The signal compression unit 2 compresses and encodes the record input signal N using the reset encoded frame, and outputs the record encoded signal O. Thereafter, the signal recording/reproducing section 4 starts recording from the recording start point indicated by the mark, thereby recording a signal on the recording medium in the form shown in the recording/decoding signal P. When this is reproduced, as shown in the output signal Q, the recorded encoded signal P is correctly reproduced in the section e in the figure, and the synchronization pattern is detected in the middle of the encoded frame in the section f.
An error signal 8 is output from the signal compression section 5, and an output signal Q
is faded out. Furthermore, in section g, the recorded encoded signal 0 is correctly reproduced.

As described above, according to this embodiment, the encoded frame of the signal compressor 2 is reset by the reset signal generator 3 at the time of override, and the synchronization pattern of the encoded frame is recorded in alignment with the beginning of the recording start point. This prevents the encoded signal immediately after the override point from being erroneously interpreted during playback, and interpolation processing etc. are automatically performed at the override start point, thereby suppressing the generation of pulse noise at the override point.

Effects of the Invention The encoded signal recording and reproducing device for audio signals of the present invention has the following features:
With the above configuration, by forcibly matching the encoded frame and recording frame with the frame reset signal at the time of override and starting recording, the data is recorded on the recording medium from the beginning of the encoded frame to be recorded at the override start point. recorded. This prevents the part of the encoded signal immediately after the override point from being misinterpreted during playback, and processing such as interpolation or fade-out is automatically performed at the override start point.
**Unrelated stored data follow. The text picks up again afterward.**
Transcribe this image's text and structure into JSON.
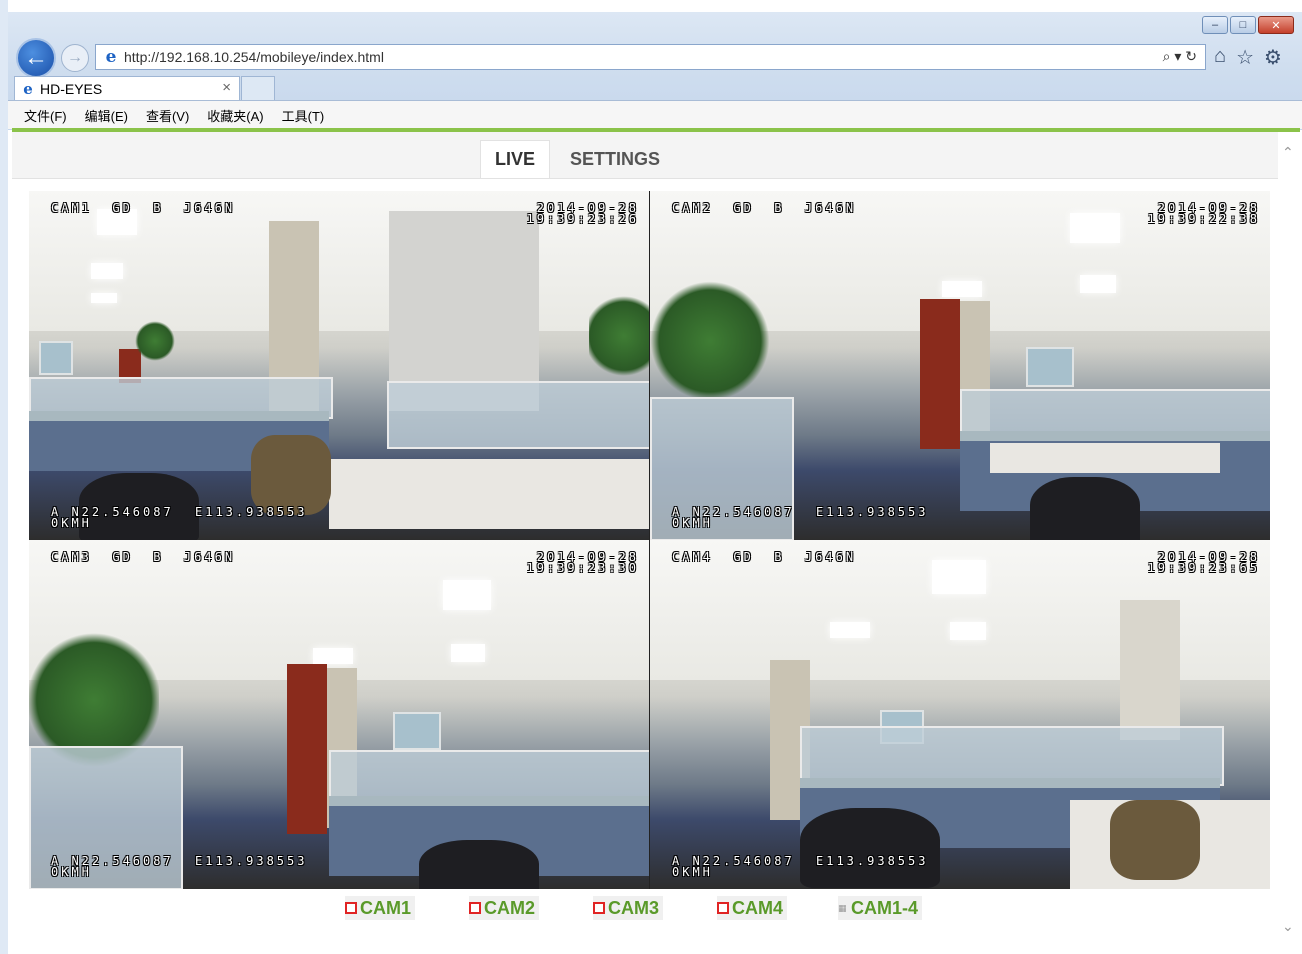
{
  "browser": {
    "url": "http://192.168.10.254/mobileye/index.html",
    "url_tools": "⌕ ▾ ↻",
    "tab_title": "HD-EYES",
    "tab_close": "×",
    "window_buttons": {
      "minimize": "–",
      "maximize": "□",
      "close": "✕"
    },
    "nav_icons": {
      "home": "⌂",
      "favorites": "☆",
      "settings": "⚙"
    },
    "menu": [
      "文件(F)",
      "编辑(E)",
      "查看(V)",
      "收藏夹(A)",
      "工具(T)"
    ]
  },
  "page": {
    "tabs": {
      "live": "LIVE",
      "settings": "SETTINGS"
    },
    "cameras": [
      {
        "label": "CAM1  GD  B  J646N",
        "date": "2014-09-28",
        "time": "19:39:23:26",
        "lat": "A N22.546087",
        "lon": "E113.938553",
        "speed": "0KMH"
      },
      {
        "label": "CAM2  GD  B  J646N",
        "date": "2014-09-28",
        "time": "19:39:22:38",
        "lat": "A N22.546087",
        "lon": "E113.938553",
        "speed": "0KMH"
      },
      {
        "label": "CAM3  GD  B  J646N",
        "date": "2014-09-28",
        "time": "19:39:23:30",
        "lat": "A N22.546087",
        "lon": "E113.938553",
        "speed": "0KMH"
      },
      {
        "label": "CAM4  GD  B  J646N",
        "date": "2014-09-28",
        "time": "19:39:23:65",
        "lat": "A N22.546087",
        "lon": "E113.938553",
        "speed": "0KMH"
      }
    ],
    "cam_buttons": [
      "CAM1",
      "CAM2",
      "CAM3",
      "CAM4",
      "CAM1-4"
    ]
  },
  "colors": {
    "accent": "#8bc34a",
    "cam_button_text": "#5a9a2a",
    "record_indicator": "#e02424"
  }
}
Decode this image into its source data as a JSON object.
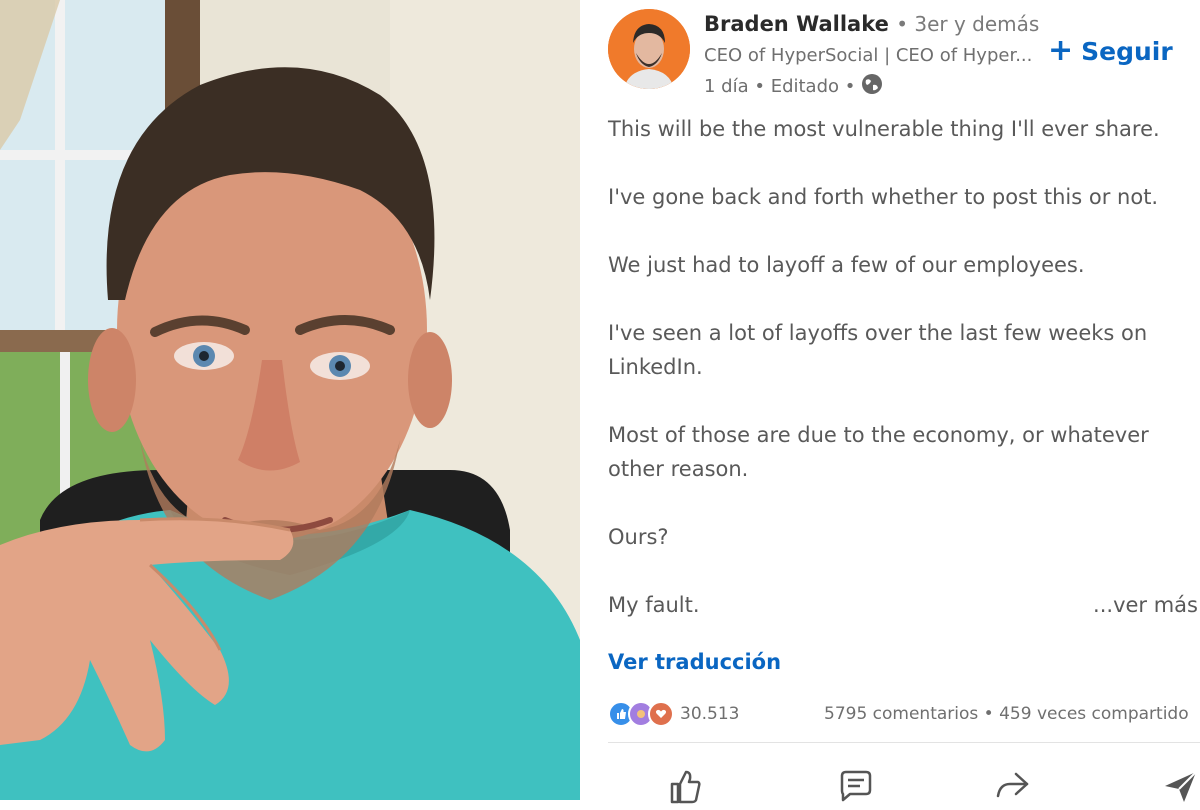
{
  "post": {
    "author": {
      "name": "Braden Wallake",
      "degree": "• 3er y demás",
      "headline": "CEO of HyperSocial | CEO of Hyper...",
      "time": "1 día • Editado •"
    },
    "follow_label": "Seguir",
    "paragraphs": [
      "This will be the most vulnerable thing I'll ever share.",
      "I've gone back and forth whether to post this or not.",
      "We just had to layoff a few of our employees.",
      "I've seen a lot of layoffs over the last few weeks on LinkedIn.",
      "Most of those are due to the economy, or whatever other reason.",
      "Ours?"
    ],
    "last_paragraph": "My fault.",
    "see_more": "...ver más",
    "translate_label": "Ver traducción",
    "reaction_count": "30.513",
    "social_counts": "5795 comentarios • 459 veces compartido"
  },
  "icons": {
    "globe": "globe-icon",
    "like": "like-icon",
    "comment": "comment-icon",
    "share": "share-icon",
    "send": "send-icon"
  },
  "colors": {
    "accent": "#0a66c2",
    "avatar_bg": "#f07a2b",
    "shirt": "#3fc1c0"
  }
}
It is possible to suppress the occurrence of abnormal noise at points.

[Brief explanation of drawings]

FIG. 1 is a block diagram showing the configuration of an encoded signal recording and reproducing apparatus for audio signals according to an embodiment of the present invention, FIG. 2 is a timing diagram showing the operation of the same embodiment, and FIG. 3 is a conventional audio signal FIG. 4 is a block diagram showing the configuration of the encoded signal recording and reproducing device. FIG. 4 is a timing diagram showing the operation of the conventional encoded signal recording and reproducing device for audio signals. FIG. 5 shows the operational problems of the conventional example. FIG. 2 is a timing chart for explanation. 1... DA conversion section, 2... Signal compression section, 3
. . . Reset signal generation section, 4. Signal recording/reproduction section, 5. Signal expansion section, 6. DA conversion section.

Claims (2)

[Claims] (1) An encoded signal recording device for audio signals that compresses and encodes a digital audio signal in encoded frame units and records the digital audio signal in a recording frame period different from the encoding frame period, the digital audio signal and an encoded frame reset signal, and compresses and encodes the digital audio signal at the reset encoding frame period, and outputs an encoded signal with a synchronization pattern added thereto; and the recording frame. reset signal generating means for inputting a frame synchronization signal and outputting the encoded frame reset signal for matching the timing of the encoded frame and the recording frame at a recording start point; 1. An encoded signal recording apparatus for audio signals, comprising: a signal recording means for recording an encoded signal and outputting a frame synchronization signal of the recording frame. (2) The encoded signal recording device for audio signals according to claim 1 is provided with a signal reproducing means for reproducing the encoded signal and a signal expansion means for expanding and decoding the encoded signal into a digital audio signal. A coded signal recording and reproducing device for audio signals.